The ageing of the Chinese population, with the proportion of over-65s nearing developed world levels of 20% by 2030, will also change the nature of construction demand. Global Construction says China will need tens of thousands of new and upgraded hospitals and clinics to cater for the country’s exploding elderly population.

This May alone, the Chinese government announced 1,043 health care public private partnership projects with a total value of $317.8bn following its decision to open up this sector to private investment.

And while Chinese growth may be slowing, the massive size of the country’s construction economy means it will contribute more than a quarter of the industry’s expansion over the next 15 years, according to the report.


Global Construction 2030’s forecasts for India are bullish, with its construction market expected to grow at a rate of 8.3% over the next 15 years, significantly up on the 6.1% recorded in recent years.

This means India’s construction market will grow faster than any other single country between now and 2030, according to the report’s authors, nearly twice as quickly as China’s over the next five years. Consequently, it says the country will have overtaken Japan as the world’s third largest construction market by 2021. And India will contribute $1tn of the $8tn due to be added to worldwide construction market per annum by 2030.
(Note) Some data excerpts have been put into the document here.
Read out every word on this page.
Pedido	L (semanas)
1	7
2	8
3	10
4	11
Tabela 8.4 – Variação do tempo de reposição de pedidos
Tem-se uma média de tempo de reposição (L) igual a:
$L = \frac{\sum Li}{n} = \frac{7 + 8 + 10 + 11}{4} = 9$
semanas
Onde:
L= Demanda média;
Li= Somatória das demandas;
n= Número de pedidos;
Global Construction says this huge growth will be fuelled by the 170 million new homes that will be needed to accommodate what will soon be the world’s most populated nation.

However, India has been talked up before. WSP PB’s Smith says: “Fifteen years ago everybody thought it would develop quicker than China, but it turned out to be the opposite way around.”

As Global Construction 2030 acknowledges, India remains a very difficult place to do business. The country remains low in international league tables for quality of infrastructure but worryingly high in those for corruption and bureaucratic delays.

Aecom’s McCarter agrees: “There is clearly potential for India to become a very big player but the biggest handicap they face is transparency.”

However, he believes the government of Narendra Modi is committed to tackling corruption and red tape, and it will be supported by a new generation of overseas educated Indian professionals who aren’t prepared to put up with opaque practices which he says have stifled the country’s economic growth.

Rawlinson says: “If he is able to tackle that lack of transparency head on, India will quickly become a major proposition on the world stage.”


Japan slips down the league table of construction economies to fifth place, according to Global Construction 2030. This slippage reflects a long-term stagnation in the country’s construction market, which is due to grow by just 0.8% per annum on average to 2030, almost grinding to a halt in the second half of next decade as prime minister Shinzo Abe’s push to cure deflation by pumping money into infrastructure tails off. The stagnant state of Japan’s market reflects the country’s housing market, which is expected to stall until 2025 before declining rapidly as the country’s population shrinks.


By 2030, Indonesia will be the world’s fourth biggest construction market, rising from 11th place in the world rankings now. The growth of Indonesia reflects a broader picture across south-east Asia where the construction market is predicted to expand by 6% per annum to more than $1tn by 2030.